One effect of this system is job lock. People become dependent on their employment for their health insurance, and they are loath to leave their jobs, even when doing so might make their lives better. They are afraid that market exchange coverage might not be as good as what they have (and they’re most likely right). They’re afraid if they retire, Medicare won’t be as good (they’re right, too). They’re afraid that if the Affordable Care Act is repealed, they might not be able to find affordable insurance at all.
This system is expensive. The single largest tax expenditure in the United States is for employer-based health insurance. It’s even more than the mortgage interest deduction. In 2017, this exclusion cost the federal government about $260 billion in lost income and payroll taxes. This is significantly more than the cost of the Affordable Care Act each year.
This system is regressive. The tax break for employer-sponsored health insurance is worth more to people making a lot of money than people making little. Let’s take a hypothetical married pediatrician with a couple of children living in Indiana who makes $125,000 (which is below average). Let’s also assume his family insurance plan costs $15,000 (which is below average as well).
The tax break the family would get for insurance is worth over $6,200. That’s far more than a similar-earning family would get in terms of a subsidy on the exchanges. The tax break alone could fund about two people on Medicaid. Moreover, the more one makes, the more one saves at the expense of more spending by the government. The less one makes, the less of a benefit one receives.
The system also induces people to spend more money on health insurance than other things, most likely increasing overall health care spending. This includes less employer spending on wages, and as health insurance premiums have increased sharply in the last 15 years or so, wages have been rather flat. Many economists believe that employer-sponsored health insurance is hurting Americans’ paychecks.

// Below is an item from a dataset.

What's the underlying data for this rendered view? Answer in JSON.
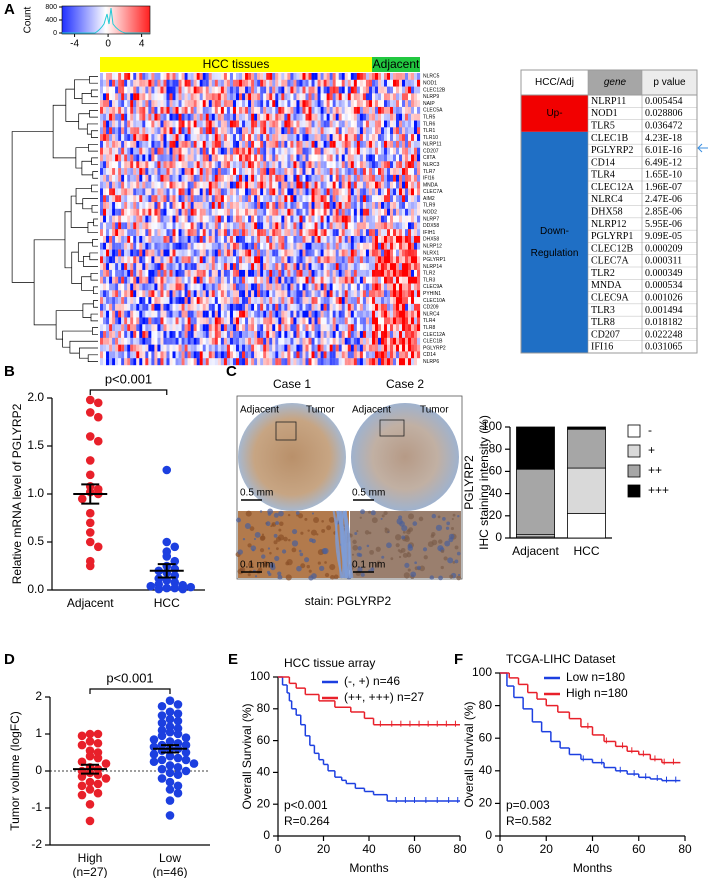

There are other countries with private insurance systems, but none that rely so heavily on employer-sponsored insurance. There are almost no economists I can think of who wouldn’t favor decoupling insurance from employment. There are any number of ways to do so. One, beloved by wonks, was a bipartisan plan proposed by Senators Ron Wyden, a Democrat, and Robert Bennett, a Republican, in 2007. Known as the Healthy Americans Act, it would have transitioned everyone from employer-sponsored health insurance to insurance exchanges modeled on the Federal Employees Health Benefits Program.

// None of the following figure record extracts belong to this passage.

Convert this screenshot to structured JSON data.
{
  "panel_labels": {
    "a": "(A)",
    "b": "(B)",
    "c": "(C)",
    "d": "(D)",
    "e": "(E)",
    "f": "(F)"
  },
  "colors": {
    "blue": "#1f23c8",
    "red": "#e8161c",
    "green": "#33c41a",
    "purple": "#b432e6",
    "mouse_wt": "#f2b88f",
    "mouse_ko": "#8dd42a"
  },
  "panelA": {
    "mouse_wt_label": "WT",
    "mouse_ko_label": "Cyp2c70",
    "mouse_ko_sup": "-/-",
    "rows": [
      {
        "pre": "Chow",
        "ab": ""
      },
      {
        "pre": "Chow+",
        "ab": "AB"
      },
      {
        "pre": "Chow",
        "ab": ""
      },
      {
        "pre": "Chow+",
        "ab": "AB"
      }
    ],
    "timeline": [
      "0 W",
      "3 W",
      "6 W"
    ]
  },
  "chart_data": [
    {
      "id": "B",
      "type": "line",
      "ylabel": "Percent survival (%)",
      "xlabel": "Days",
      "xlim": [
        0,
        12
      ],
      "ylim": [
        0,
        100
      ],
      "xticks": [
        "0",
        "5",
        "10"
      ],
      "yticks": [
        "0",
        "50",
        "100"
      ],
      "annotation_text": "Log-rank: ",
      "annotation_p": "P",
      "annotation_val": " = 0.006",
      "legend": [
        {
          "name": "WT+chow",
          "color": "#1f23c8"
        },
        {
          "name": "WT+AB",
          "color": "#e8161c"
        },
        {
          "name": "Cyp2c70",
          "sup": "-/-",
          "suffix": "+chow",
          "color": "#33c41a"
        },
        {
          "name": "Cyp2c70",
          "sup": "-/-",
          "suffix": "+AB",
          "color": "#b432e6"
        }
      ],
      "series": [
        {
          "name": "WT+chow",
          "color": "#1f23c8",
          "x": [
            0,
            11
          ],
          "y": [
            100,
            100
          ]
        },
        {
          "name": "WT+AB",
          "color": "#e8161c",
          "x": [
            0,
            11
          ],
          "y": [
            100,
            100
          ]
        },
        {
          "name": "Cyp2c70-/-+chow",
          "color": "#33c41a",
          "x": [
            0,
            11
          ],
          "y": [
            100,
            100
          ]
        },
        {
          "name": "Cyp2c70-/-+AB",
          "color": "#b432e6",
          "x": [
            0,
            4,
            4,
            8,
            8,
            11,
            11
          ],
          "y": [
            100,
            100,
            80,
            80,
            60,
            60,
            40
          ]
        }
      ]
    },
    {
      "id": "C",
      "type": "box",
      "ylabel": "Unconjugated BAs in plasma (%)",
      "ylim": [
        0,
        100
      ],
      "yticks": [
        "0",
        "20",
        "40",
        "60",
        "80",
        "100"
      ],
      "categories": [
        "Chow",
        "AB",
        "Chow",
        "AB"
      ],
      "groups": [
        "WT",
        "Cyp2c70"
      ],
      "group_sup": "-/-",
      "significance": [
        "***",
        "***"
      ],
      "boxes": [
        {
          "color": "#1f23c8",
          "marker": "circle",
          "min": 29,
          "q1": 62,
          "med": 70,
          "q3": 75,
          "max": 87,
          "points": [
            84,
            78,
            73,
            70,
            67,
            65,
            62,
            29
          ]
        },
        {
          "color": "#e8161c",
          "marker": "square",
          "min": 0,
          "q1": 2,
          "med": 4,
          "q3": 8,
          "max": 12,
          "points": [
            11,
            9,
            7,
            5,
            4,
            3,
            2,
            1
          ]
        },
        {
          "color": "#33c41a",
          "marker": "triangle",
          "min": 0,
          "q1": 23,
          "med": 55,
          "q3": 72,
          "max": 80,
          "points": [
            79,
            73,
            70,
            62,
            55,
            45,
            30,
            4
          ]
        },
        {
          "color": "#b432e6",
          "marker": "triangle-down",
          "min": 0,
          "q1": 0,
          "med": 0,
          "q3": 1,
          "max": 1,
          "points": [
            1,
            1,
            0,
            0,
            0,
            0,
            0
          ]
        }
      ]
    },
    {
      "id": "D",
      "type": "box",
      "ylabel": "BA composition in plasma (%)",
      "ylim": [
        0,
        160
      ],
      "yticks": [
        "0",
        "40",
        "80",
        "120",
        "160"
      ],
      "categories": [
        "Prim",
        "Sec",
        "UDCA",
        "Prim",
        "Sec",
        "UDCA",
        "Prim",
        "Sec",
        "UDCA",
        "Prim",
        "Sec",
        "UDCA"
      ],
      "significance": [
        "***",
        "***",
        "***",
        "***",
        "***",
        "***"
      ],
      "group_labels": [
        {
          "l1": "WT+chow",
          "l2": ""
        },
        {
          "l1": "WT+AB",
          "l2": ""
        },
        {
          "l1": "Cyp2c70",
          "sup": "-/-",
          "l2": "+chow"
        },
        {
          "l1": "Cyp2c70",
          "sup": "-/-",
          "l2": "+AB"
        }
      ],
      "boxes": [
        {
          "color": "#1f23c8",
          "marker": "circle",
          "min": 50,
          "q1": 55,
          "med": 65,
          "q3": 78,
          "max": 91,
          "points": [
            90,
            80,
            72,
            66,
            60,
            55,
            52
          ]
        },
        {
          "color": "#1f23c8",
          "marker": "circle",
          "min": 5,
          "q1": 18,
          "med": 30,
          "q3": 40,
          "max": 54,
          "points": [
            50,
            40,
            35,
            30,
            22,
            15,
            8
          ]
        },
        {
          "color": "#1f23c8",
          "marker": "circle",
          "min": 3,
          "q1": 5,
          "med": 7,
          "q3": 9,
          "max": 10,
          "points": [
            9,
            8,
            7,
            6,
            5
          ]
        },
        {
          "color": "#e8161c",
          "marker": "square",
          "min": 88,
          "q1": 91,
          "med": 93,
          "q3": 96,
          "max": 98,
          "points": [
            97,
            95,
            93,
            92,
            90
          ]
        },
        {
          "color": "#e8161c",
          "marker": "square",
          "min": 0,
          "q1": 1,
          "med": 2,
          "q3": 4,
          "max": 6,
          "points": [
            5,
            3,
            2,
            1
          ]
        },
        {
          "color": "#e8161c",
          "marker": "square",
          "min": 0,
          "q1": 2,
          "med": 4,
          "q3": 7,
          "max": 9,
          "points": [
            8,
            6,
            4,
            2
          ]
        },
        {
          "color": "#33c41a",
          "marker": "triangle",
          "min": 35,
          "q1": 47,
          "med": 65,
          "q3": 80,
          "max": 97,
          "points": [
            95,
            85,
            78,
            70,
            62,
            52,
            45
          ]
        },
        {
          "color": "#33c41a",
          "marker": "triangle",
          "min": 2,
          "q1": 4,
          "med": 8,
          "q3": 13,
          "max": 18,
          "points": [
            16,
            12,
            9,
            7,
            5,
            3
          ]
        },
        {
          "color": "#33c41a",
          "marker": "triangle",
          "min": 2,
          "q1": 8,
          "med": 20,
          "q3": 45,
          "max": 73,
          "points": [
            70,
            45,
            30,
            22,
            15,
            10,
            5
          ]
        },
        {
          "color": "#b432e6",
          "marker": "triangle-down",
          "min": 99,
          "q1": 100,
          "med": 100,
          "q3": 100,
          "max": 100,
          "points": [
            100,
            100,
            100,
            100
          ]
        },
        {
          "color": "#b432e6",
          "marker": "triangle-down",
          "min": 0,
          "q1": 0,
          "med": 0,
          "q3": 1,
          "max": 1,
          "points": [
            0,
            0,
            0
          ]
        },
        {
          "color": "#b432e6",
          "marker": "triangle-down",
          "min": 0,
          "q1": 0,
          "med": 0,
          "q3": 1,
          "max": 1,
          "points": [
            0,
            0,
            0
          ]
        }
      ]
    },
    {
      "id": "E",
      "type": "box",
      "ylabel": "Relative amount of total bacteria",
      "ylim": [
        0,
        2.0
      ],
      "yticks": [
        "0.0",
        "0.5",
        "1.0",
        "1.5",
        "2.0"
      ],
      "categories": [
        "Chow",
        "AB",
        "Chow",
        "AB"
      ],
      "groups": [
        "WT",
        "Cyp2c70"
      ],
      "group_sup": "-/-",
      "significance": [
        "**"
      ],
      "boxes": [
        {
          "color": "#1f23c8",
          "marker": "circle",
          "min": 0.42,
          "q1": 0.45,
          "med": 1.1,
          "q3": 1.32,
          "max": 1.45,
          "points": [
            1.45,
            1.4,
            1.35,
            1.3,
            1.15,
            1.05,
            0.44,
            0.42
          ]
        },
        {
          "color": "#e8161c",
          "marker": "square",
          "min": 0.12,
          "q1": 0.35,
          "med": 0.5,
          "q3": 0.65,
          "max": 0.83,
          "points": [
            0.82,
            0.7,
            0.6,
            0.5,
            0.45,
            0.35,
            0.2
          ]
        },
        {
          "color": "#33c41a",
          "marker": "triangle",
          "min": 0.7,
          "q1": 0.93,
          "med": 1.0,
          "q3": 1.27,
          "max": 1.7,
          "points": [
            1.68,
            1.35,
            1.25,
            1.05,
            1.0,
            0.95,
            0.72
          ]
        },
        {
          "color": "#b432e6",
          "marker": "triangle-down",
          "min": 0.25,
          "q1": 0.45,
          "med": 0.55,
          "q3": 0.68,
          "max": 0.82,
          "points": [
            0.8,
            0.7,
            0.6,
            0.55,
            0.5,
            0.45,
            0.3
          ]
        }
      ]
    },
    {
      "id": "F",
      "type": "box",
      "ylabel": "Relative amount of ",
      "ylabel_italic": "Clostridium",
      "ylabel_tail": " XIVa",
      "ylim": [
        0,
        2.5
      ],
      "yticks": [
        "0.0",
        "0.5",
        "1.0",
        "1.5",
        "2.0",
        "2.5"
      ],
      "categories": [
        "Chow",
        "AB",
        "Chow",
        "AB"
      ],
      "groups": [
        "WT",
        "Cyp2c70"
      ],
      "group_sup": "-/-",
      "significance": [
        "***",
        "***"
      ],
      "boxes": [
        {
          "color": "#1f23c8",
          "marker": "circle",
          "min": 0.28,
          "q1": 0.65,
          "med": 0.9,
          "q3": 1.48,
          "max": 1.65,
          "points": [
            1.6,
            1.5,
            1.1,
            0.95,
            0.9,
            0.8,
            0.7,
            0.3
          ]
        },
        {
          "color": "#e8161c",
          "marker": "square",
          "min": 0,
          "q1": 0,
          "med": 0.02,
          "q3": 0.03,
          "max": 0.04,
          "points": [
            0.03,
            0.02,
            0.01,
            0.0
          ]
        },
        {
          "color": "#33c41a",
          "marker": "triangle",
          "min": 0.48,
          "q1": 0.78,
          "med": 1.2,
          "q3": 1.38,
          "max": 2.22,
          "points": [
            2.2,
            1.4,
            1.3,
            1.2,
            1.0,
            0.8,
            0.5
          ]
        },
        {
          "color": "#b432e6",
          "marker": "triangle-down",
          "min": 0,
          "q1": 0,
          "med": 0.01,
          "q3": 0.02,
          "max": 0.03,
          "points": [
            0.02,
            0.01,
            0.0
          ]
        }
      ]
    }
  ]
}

Employers would not have provided insurance. They would have collected taxes from employees and passed these onto the government to pay for plans. Everyone, regardless of employment, would have qualified for standard deductions to help pay for insurance. Employers would have been required to increases wages over two years equal to what had been shunted into insurance. Those at the low end of the socio-economic spectrum would have qualified for further premium help.

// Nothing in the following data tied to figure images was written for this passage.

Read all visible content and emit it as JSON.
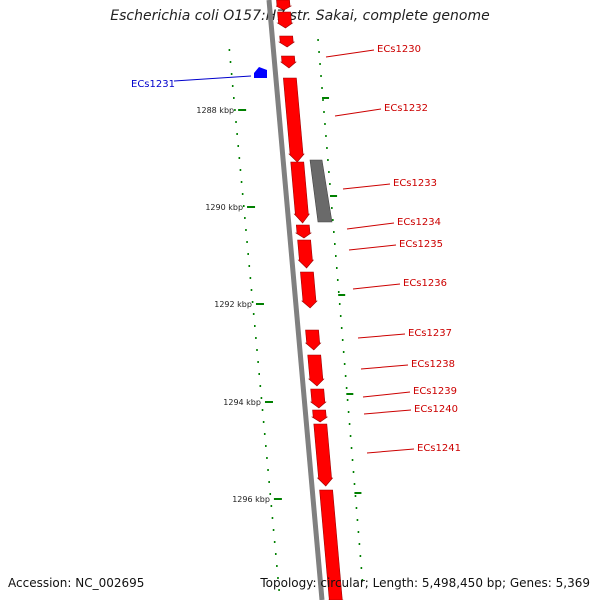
{
  "title": "Escherichia coli O157:H7 str. Sakai, complete genome",
  "footer": {
    "accession": "Accession: NC_002695",
    "topology": "Topology: circular; Length: 5,498,450 bp; Genes: 5,369"
  },
  "colors": {
    "forward_gene": "#ff0000",
    "other_feature": "#6a6a6a",
    "selected_gene": "#0000ff",
    "tick": "#008000",
    "backbone": "#808080"
  },
  "kbp_ticks": [
    "1288 kbp",
    "1290 kbp",
    "1292 kbp",
    "1294 kbp",
    "1296 kbp"
  ],
  "genes": [
    {
      "name": "ECs1230",
      "color": "#cc0000"
    },
    {
      "name": "ECs1231",
      "color": "#0000cc"
    },
    {
      "name": "ECs1232",
      "color": "#cc0000"
    },
    {
      "name": "ECs1233",
      "color": "#cc0000"
    },
    {
      "name": "ECs1234",
      "color": "#cc0000"
    },
    {
      "name": "ECs1235",
      "color": "#cc0000"
    },
    {
      "name": "ECs1236",
      "color": "#cc0000"
    },
    {
      "name": "ECs1237",
      "color": "#cc0000"
    },
    {
      "name": "ECs1238",
      "color": "#cc0000"
    },
    {
      "name": "ECs1239",
      "color": "#cc0000"
    },
    {
      "name": "ECs1240",
      "color": "#cc0000"
    },
    {
      "name": "ECs1241",
      "color": "#cc0000"
    }
  ]
}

This isn’t too different from the insurance exchanges we see now, writ large, for everyone. One can imagine that such a program could have also eventually replaced Medicaid and Medicare.
There was a time when such a plan, being universal, would have pleased progressives. Because it could potentially phase out government programs like Medicaid and Medicare, it would have pleased conservatives. When first introduced in 2007, it had the sponsorship of nine Republican senators, seven Democrats and one independent. Such bipartisan efforts seem a thing of the past.
We could also shift away from an employer-sponsored system by allowing people to buy into our single-payer system, Medicare. That comes with its own problems, as The Upshot’s Margot Sanger-Katz has written. She also has covered the issues of shifting to a single-payer system more quickly.
It’s important to point out that neither of these options has anything even close to bipartisan support.
Without much pressure for change, it’s likely the American employer-based system is here to stay. Even the Affordable Care Act did its best not to disrupt that market. While the system is far from ideal, Americans seem to prefer the devil they know to pretty much anything else.